A região dos Apalaches, onde o autor cresceu, faz parte do chamado “cinturão de ferrugem” americano. É uma fatia dos Estados Unidos afetada pelo desmonte das indústrias, como a automobilística, que empobreceu a população e fez com que migrasse para outras partes do país.

J.D. Vance conta, por exemplo, que testemunhou a perda de empregos, o esvaziamento das cidades e o crescimento do crime. Isso aparece em coisas banais, como o furto de suas bicicletas, e nas tragédias de seus familiares e amigos, muitos dos quais foram vítimas de drogas e álcool.

Essa degradação é evidente também nas “bocas de Mountain Dew”. O termo se refere aos dentes destruídos pelo consumo excessivo do refrigerante desse nome, que é comum nos Apalaches. São coisas que leitores americanos identificam (e com que se identificam) de imediato.

J.D. Vance sugere em “Era Uma Vez Um Sonho” que esse fenômeno sócio-econômico afetou de maneira excepcional as populações brancas dos Apalaches. É uma maneira de dizer que a classe social é mais importante do que a raça para explicar as transformações nesse cinturão.

É uma ideia perigosa, em um país que vive a ascensão do supremacismo branco, ou seja, a noção de que os brancos são superiores às demais raças. Não surpreende que, mesmo quando J.D. Vance atacava a campanha de Trump em 2016, as suas teorias seduzissem o republicano.

J.D. Vance critica, por exemplo, as políticas públicas democratas voltadas às populações negras. O que ele parece sugerir é que presidentes como Barack Obama ajudaram os negros pobres quando quem na verdade precisava de ajuda eram os brancos caipiras como ele.

É a expressão clara de um ressentimento bastante comum no país. É a articulação, também, da noção de uma excepcionalidade branca. Mesmo seus pobres são superiores, J.D. Vance parece dizer. Nessa visão, é um equívoco auxiliar os negros —mesmo depois de séculos de escravidão.

O livro foi um best-seller e virou até um filme com Glenn Close e Amy Adams. O sucesso é um indício de que tocou em um ponto sensível. É também resultado de uma tática inteligente de mesclar memórias pessoais com menções a estudos de ciência política, social e econômica.

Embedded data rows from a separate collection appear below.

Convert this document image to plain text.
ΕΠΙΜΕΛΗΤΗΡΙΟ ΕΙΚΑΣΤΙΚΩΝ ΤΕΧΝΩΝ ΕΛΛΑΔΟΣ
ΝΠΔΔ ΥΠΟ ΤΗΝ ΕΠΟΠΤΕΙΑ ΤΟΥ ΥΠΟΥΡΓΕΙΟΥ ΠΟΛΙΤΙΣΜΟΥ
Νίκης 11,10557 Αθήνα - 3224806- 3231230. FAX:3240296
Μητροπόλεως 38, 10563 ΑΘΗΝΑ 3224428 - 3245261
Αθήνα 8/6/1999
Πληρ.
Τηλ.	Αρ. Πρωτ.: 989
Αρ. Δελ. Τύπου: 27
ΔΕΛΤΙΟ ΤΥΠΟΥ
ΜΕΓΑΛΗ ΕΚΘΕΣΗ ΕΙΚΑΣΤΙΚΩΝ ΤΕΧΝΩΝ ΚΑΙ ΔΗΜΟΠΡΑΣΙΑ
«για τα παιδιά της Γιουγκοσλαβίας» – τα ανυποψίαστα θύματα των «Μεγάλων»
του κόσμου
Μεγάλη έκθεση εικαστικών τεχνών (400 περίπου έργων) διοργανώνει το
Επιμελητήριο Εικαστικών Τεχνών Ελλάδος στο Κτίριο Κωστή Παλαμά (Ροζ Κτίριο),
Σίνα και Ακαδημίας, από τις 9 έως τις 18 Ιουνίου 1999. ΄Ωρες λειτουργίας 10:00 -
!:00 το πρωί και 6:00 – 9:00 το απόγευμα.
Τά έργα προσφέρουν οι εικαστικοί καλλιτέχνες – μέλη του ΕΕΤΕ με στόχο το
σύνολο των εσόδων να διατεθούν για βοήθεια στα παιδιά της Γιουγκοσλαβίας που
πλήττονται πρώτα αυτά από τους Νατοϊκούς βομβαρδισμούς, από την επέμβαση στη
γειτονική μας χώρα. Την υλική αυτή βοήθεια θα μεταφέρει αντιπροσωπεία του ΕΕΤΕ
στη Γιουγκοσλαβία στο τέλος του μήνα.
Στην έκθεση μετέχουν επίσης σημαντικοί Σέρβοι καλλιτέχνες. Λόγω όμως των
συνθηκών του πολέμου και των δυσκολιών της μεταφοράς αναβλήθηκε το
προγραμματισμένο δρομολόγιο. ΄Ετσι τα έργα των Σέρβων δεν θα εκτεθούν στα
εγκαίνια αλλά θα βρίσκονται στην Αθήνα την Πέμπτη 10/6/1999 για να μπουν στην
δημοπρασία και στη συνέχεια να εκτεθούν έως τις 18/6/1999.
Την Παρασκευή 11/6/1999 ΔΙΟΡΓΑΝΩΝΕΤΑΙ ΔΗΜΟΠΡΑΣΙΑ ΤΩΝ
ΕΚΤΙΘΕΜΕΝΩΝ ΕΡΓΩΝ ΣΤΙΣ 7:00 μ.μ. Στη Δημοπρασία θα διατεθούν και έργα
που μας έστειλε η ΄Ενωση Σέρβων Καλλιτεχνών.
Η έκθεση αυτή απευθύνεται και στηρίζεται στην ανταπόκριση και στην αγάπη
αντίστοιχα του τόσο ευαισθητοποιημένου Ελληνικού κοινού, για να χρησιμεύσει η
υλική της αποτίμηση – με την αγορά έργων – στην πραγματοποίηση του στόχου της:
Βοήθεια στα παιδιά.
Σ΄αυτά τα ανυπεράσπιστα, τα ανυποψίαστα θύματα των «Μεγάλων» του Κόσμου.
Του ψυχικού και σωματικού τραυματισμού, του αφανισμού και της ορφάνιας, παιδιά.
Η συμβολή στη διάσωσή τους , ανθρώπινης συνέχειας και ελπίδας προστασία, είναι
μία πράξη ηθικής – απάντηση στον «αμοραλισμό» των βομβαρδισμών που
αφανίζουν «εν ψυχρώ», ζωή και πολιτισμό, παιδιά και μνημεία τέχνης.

Mas J.D. Vance só cita autores que concordam com suas teses. Ignora que muitos pesquisadores de renome não acreditam que a classe social explica o mundo sozinha — em vez disso, levam em conta a mistura de classe, raça e gênero, a abordagem chamada de interseccionalidade.

O livro sem dúvida vale a leitura de quem quer entender o mundo. Reflete as ansiedades de uma fatia importante dos eleitores republicanos. Pode explicar a vitória cada vez mais provável de Trump e seu escudeiro, J.D. Vance. Pode pautar suas decisões nos próximos anos.

A ênfase no sofrimento das populações rurais brancas, porém, incomoda. Em especial, porque os Apalaches são povoados também por negros e hispânicos, que J.D. Vance raras vezes menciona no livro. Como se, no fim das contas, eles não merecessem o seu lamento caipira.